Chronic pelvic pain can arise from pathology affecting any of the structures located within the pelvis and lower abdomen, as well as other structures related to these areas, such as the skeletal system, pelvic floor muscles and nerves, or there may be no cause identified. Endometriosis, chronic infection and irritable bowel syndrome frequently cause chronic pelvic pain, and specific treatment can be implemented to manage these conditions. However, in some women the pain will continue despite appropriate identification and management. In some cases the pathology may be an incidental finding. Although a peripheral stimulus may have produced pain initially, additional mechanisms produce chronic pain due to central nervous system modulation. These mechanisms may be associated with other sensory, behavioural and psychological phenomena, which is why women with chronic pelvic pain require multi-disciplinary care.

Women with chronic pelvic pain report a lower quality of life, with high rates of functional impairment, psychosocial distress and sexual dysfunction, risk being “labelled” as difficult or needy and may struggle to be believed when accessing healthcare services.

Assessment begins with acknowledging the pain and understanding how this affects the woman’s life. Red flags should be excluded and specific aetiologies considered. A comprehensive history covers the characteristics of pain, contributing factors and co-morbidities. It also promotes development of a therapeutic relationship, enabling education, increased understanding and ideally acceptance of the pain. Physical examination should include assessment for musculoskeletal abnormalities, as well as abdominal and pelvic examination, including evaluation of pelvic floor muscles. Laboratory tests can rule out infection; ultrasound and referral for laparoscopy may be appropriate in some cases. Diagnostic laparoscopy is the gold standard for the diagnosis of endometriosis and adhesions, although a cause for the pain will not be found in approximately one-third to one-half of all diagnostic laparoscopies. A negative finding at laparoscopy can, however, be positive for the patient as it rules out certain pathophysiological causes for their pain.

Education, recognition and reassurance are important parts of the multi-faceted management strategy. Unless a specific cause is found that can be treated, management focuses on strategies for pain modulation, including exercise, diet and sleep. Analgesia and adjuvant medicines may be considered, such as paracetamol, NSAIDs, TCAs and gabapentin. The overall aim is to provide the woman with support to self-manage and be able to cope with her pain.

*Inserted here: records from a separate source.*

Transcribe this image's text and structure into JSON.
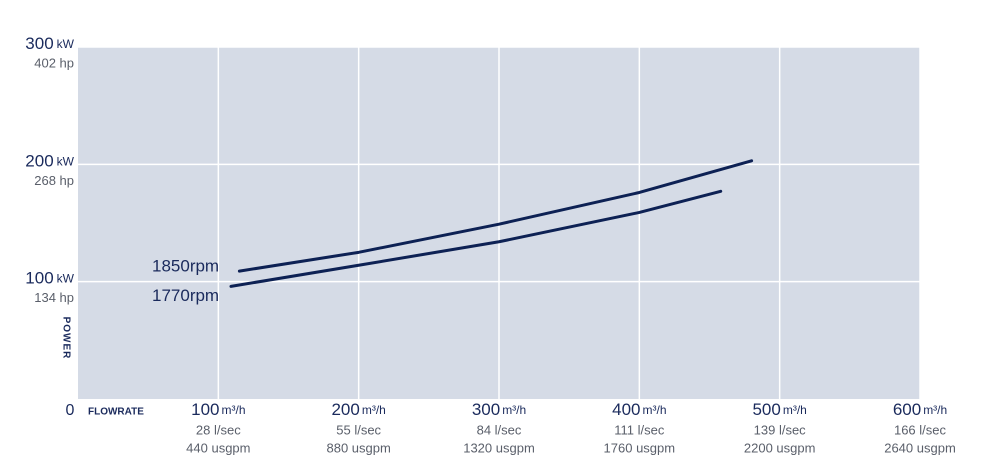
{
  "chart_data": {
    "type": "line",
    "y_label": "POWER",
    "x_label": "FLOWRATE",
    "ylim": [
      0,
      300
    ],
    "yticks": [
      0,
      100,
      200,
      300
    ],
    "ytick_unit": "kW",
    "ytick_hp": [
      "134 hp",
      "268 hp",
      "402 hp"
    ],
    "xlim": [
      0,
      600
    ],
    "xticks": [
      100,
      200,
      300,
      400,
      500,
      600
    ],
    "xtick_unit": "m³/h",
    "xtick_lsec": [
      "28 l/sec",
      "55 l/sec",
      "84 l/sec",
      "111 l/sec",
      "139 l/sec",
      "166 l/sec"
    ],
    "xtick_usgpm": [
      "440 usgpm",
      "880 usgpm",
      "1320 usgpm",
      "1760 usgpm",
      "2200 usgpm",
      "2640 usgpm"
    ],
    "grid": true,
    "series": [
      {
        "name": "1850rpm",
        "color": "#0d2154",
        "x": [
          115,
          200,
          300,
          400,
          480
        ],
        "values": [
          109,
          125,
          149,
          176,
          203
        ]
      },
      {
        "name": "1770rpm",
        "color": "#0d2154",
        "x": [
          109,
          200,
          300,
          400,
          458
        ],
        "values": [
          96,
          114,
          134,
          159,
          177
        ]
      }
    ]
  }
}
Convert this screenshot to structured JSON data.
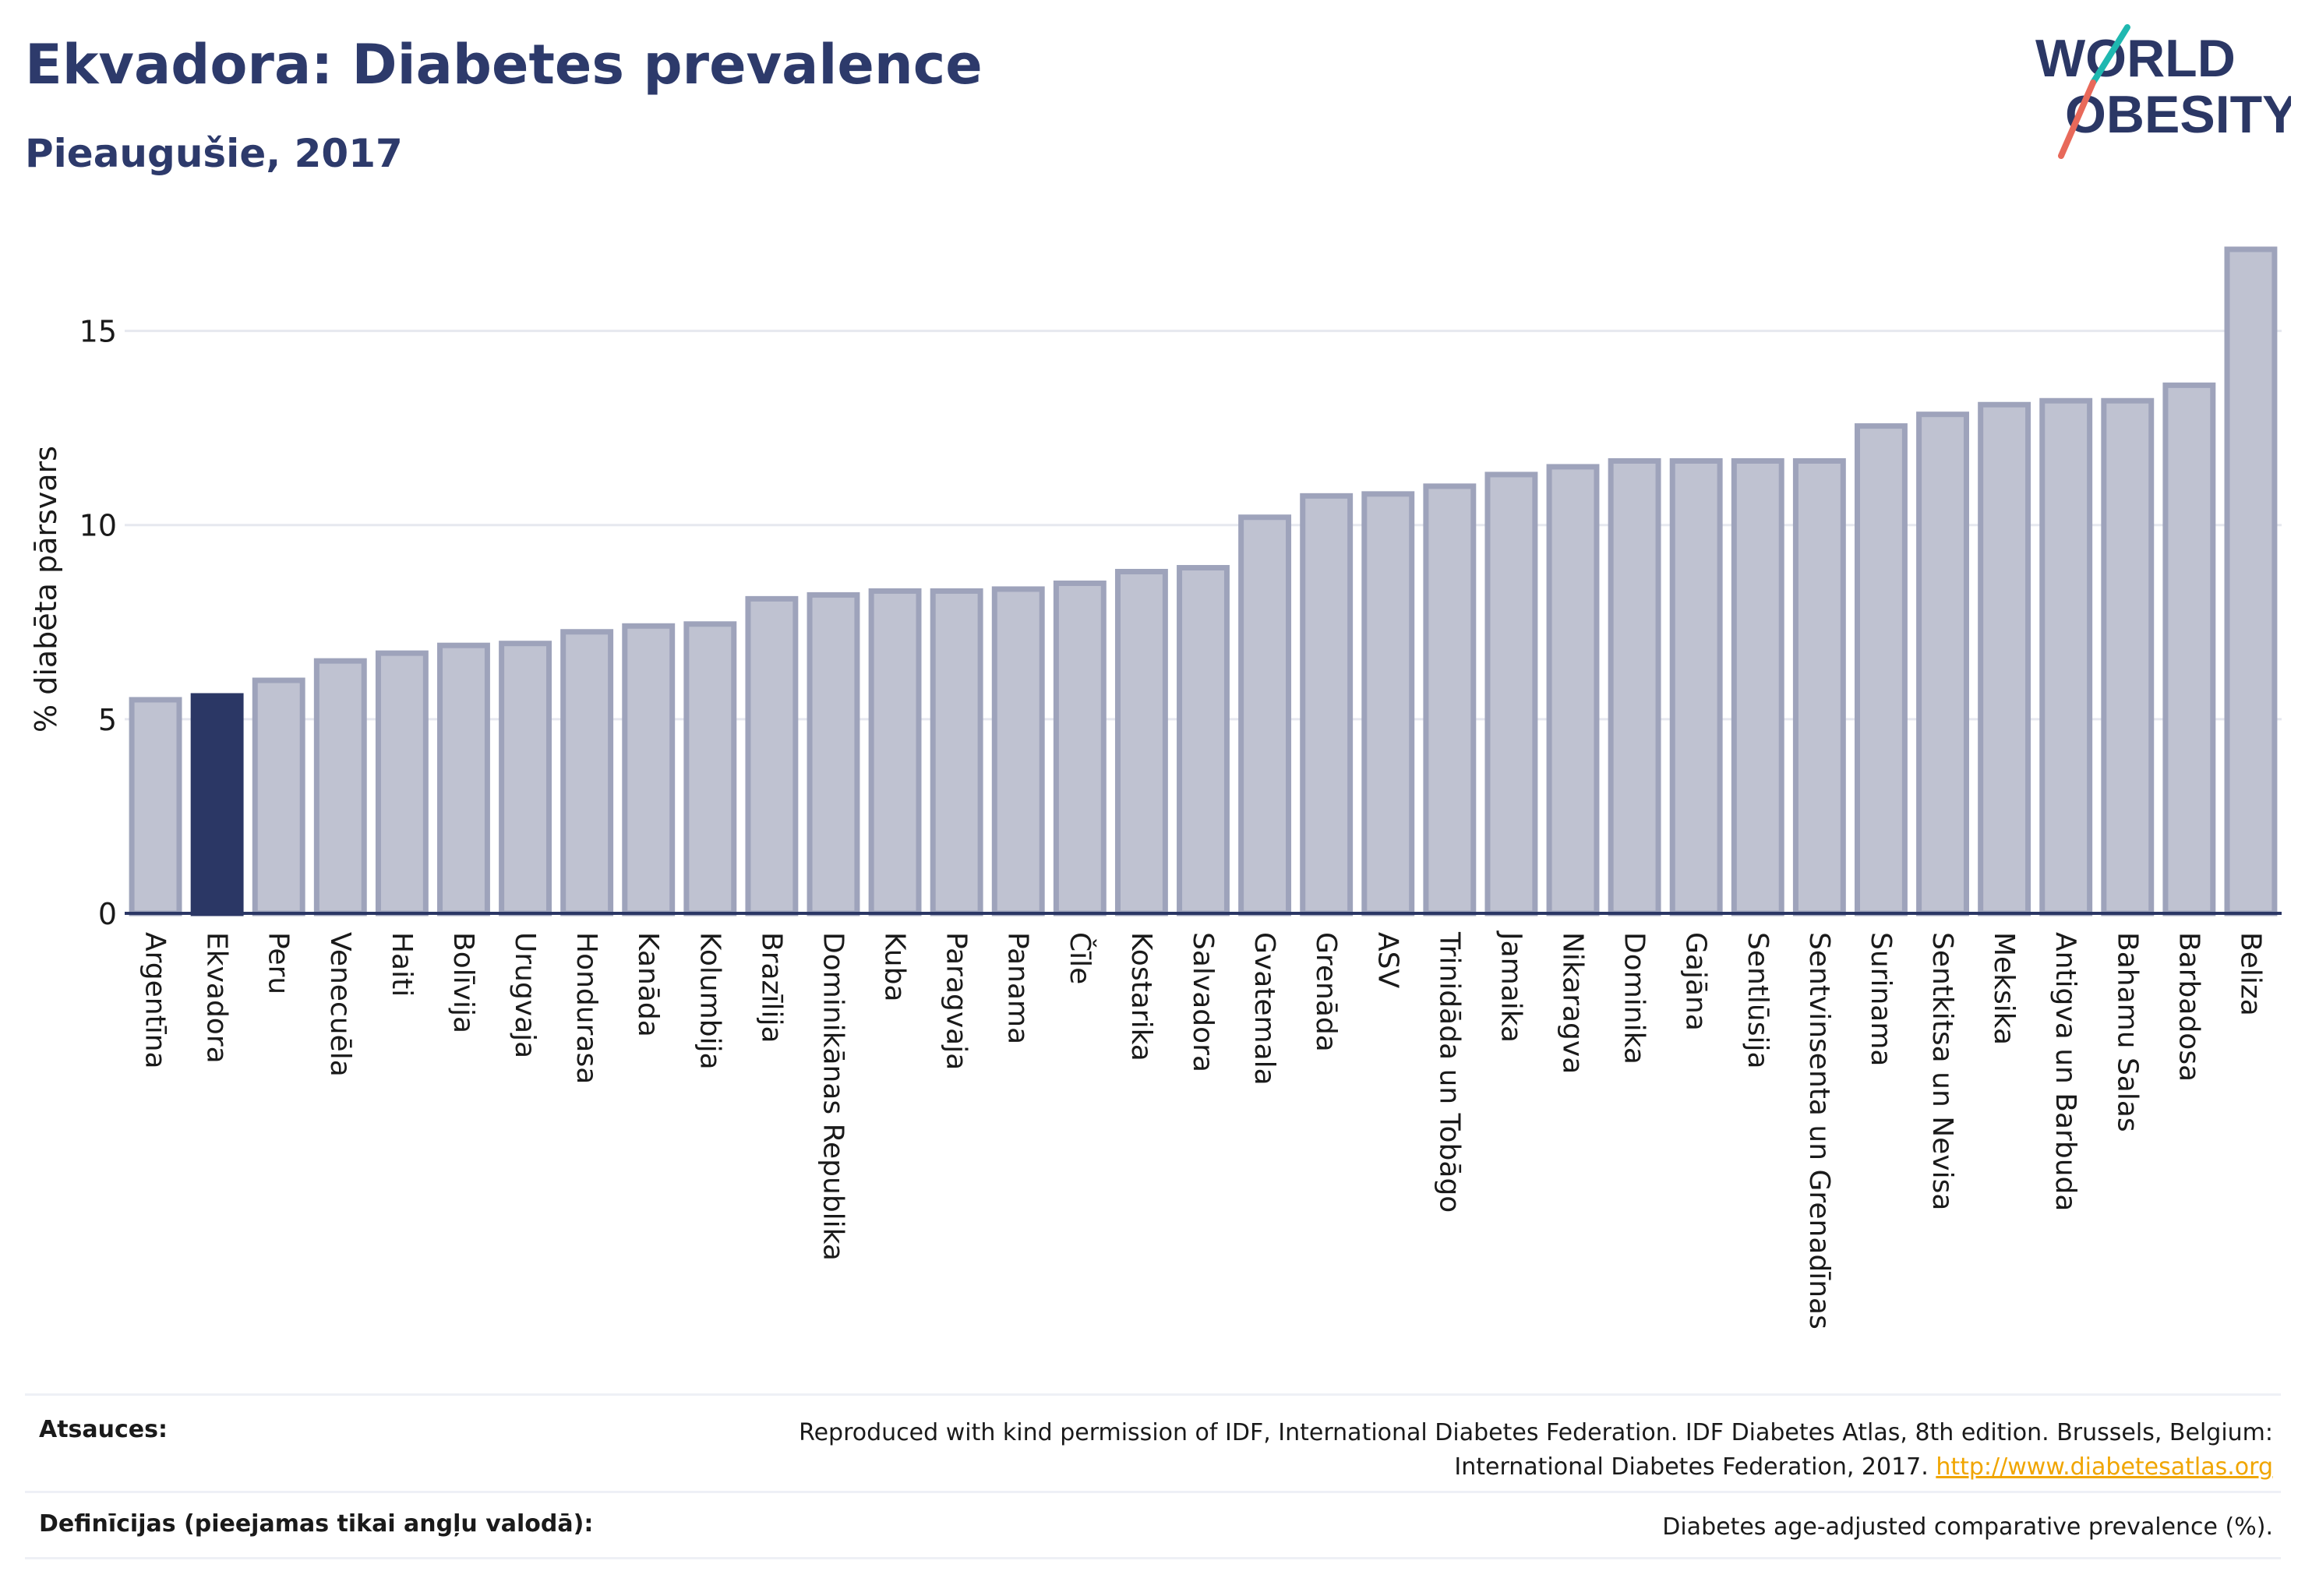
{
  "header": {
    "title": "Ekvadora: Diabetes prevalence",
    "subtitle": "Pieaugušie, 2017"
  },
  "logo": {
    "line1": "WORLD",
    "line2": "OBESITY"
  },
  "chart_data": {
    "type": "bar",
    "title": "Ekvadora: Diabetes prevalence",
    "subtitle": "Pieaugušie, 2017",
    "ylabel": "% diabēta pārsvars",
    "xlabel": "",
    "ylim": [
      0,
      17.5
    ],
    "yticks": [
      0,
      5,
      10,
      15
    ],
    "grid": true,
    "highlight": "Ekvadora",
    "colors": {
      "bar": "#bfc2d1",
      "bar_border": "#9ea3bb",
      "highlight": "#2b3765"
    },
    "categories": [
      "Argentīna",
      "Ekvadora",
      "Peru",
      "Venecuēla",
      "Haiti",
      "Bolīvija",
      "Urugvaja",
      "Hondurasa",
      "Kanāda",
      "Kolumbija",
      "Brazīlija",
      "Dominikānas Republika",
      "Kuba",
      "Paragvaja",
      "Panama",
      "Čīle",
      "Kostarika",
      "Salvadora",
      "Gvatemala",
      "Grenāda",
      "ASV",
      "Trinidāda un Tobāgo",
      "Jamaika",
      "Nikaragva",
      "Dominika",
      "Gajāna",
      "Sentlūsija",
      "Sentvinsenta un Grenadīnas",
      "Surinama",
      "Sentkitsa un Nevisa",
      "Meksika",
      "Antigva un Barbuda",
      "Bahamu Salas",
      "Barbadosa",
      "Beliza"
    ],
    "values": [
      5.5,
      5.6,
      6.0,
      6.5,
      6.7,
      6.9,
      6.95,
      7.25,
      7.4,
      7.45,
      8.1,
      8.2,
      8.3,
      8.3,
      8.35,
      8.5,
      8.8,
      8.9,
      10.2,
      10.75,
      10.8,
      11.0,
      11.3,
      11.5,
      11.65,
      11.65,
      11.65,
      11.65,
      12.55,
      12.85,
      13.1,
      13.2,
      13.2,
      13.6,
      17.1
    ]
  },
  "footer": {
    "sources_label": "Atsauces:",
    "sources_text_1": "Reproduced with kind permission of IDF, International Diabetes Federation. IDF Diabetes Atlas, 8th edition. Brussels, Belgium:",
    "sources_text_2": "International Diabetes Federation, 2017.",
    "sources_link": "http://www.diabetesatlas.org",
    "definitions_label": "Definīcijas (pieejamas tikai angļu valodā):",
    "definitions_text": "Diabetes age-adjusted comparative prevalence (%)."
  }
}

Peer group discussion points

  1. What aspects do you find challenging in managing women with chronic pelvic pain?
  2. What is your normal approach when assessing women with chronic pelvic pain?
  3. Non-pharmacological strategies for pain modulation (such as exercise and sleep) are recommended – do you find that these strategies are well accepted and effective?
  4. How much emphasis do you place on managing the patient’s psychological aspects of chronic pelvic pain? What techniques do you use to help patients deal with these issues?
  5. Do you currently prescribe opioids for women with chronic pelvic pain? Does this article give you encouragement and tools to reconsider this practice?